Ich habe gerade “Der siebente Kontinent” von Michael Haneke gesehen – darin gibt es eine Szene, in der das Paar, das danach sich und sein Kind tötet, ihr gesamtes erspartes, abgehobenes Geld in kleine Stücke zerfetzt und das Klo hinunter spült, viele Hunderter- und Tausender-Scheine, noch Schilling-Scheine. Haneke sagte im Interview dazu, er habe diese Szene wie den Großteil des ganzen Films nicht erfunden, sie sei so geschehen, die Polizei hat das aus den Geldschein-Stückchen, die noch um das Klo herum lagen, rekonstruiert. Haneke sagt: “Ich weiß nicht, ob ich das so hätte erfinden können.”

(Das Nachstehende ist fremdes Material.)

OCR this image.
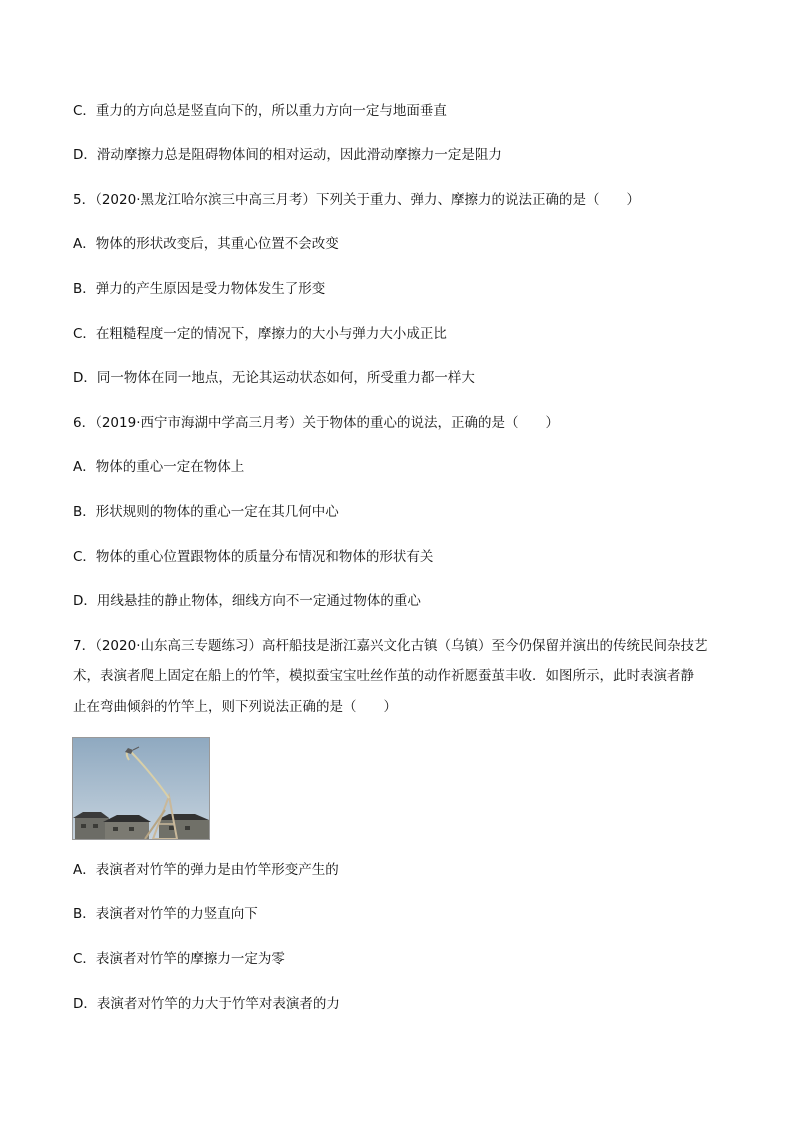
C．重力的方向总是竖直向下的，所以重力方向一定与地面垂直
D．滑动摩擦力总是阻碍物体间的相对运动，因此滑动摩擦力一定是阻力
5．（2020·黑龙江哈尔滨三中高三月考）下列关于重力、弹力、摩擦力的说法正确的是（　　）
A．物体的形状改变后，其重心位置不会改变
B．弹力的产生原因是受力物体发生了形变
C．在粗糙程度一定的情况下，摩擦力的大小与弹力大小成正比
D．同一物体在同一地点，无论其运动状态如何，所受重力都一样大
6．（2019·西宁市海湖中学高三月考）关于物体的重心的说法，正确的是（　　）
A．物体的重心一定在物体上
B．形状规则的物体的重心一定在其几何中心
C．物体的重心位置跟物体的质量分布情况和物体的形状有关
D．用线悬挂的静止物体，细线方向不一定通过物体的重心
7．（2020·山东高三专题练习）高杆船技是浙江嘉兴文化古镇（乌镇）至今仍保留并演出的传统民间杂技艺
术，表演者爬上固定在船上的竹竿，模拟蚕宝宝吐丝作茧的动作祈愿蚕茧丰收．如图所示，此时表演者静
止在弯曲倾斜的竹竿上，则下列说法正确的是（　　）
A．表演者对竹竿的弹力是由竹竿形变产生的
B．表演者对竹竿的力竖直向下
C．表演者对竹竿的摩擦力一定为零
D．表演者对竹竿的力大于竹竿对表演者的力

(Er sagt auch, dass bei dieser Szene der Geldvernichtung mehr Leute das Kino verlassen, als beim Tod des Kindes. Auch hier ist die Frage interessant, ob man das so erfinden würde.) -
Literatur ist lebendig / wird lebendig. Darstellungsformen begegnen sich. Menschen schreiben, lesen, spielen, beobachten, nehmen teil. Verschiedene Ebenen / Stockwerke. Menschen wollen Kunst. Immer wieder.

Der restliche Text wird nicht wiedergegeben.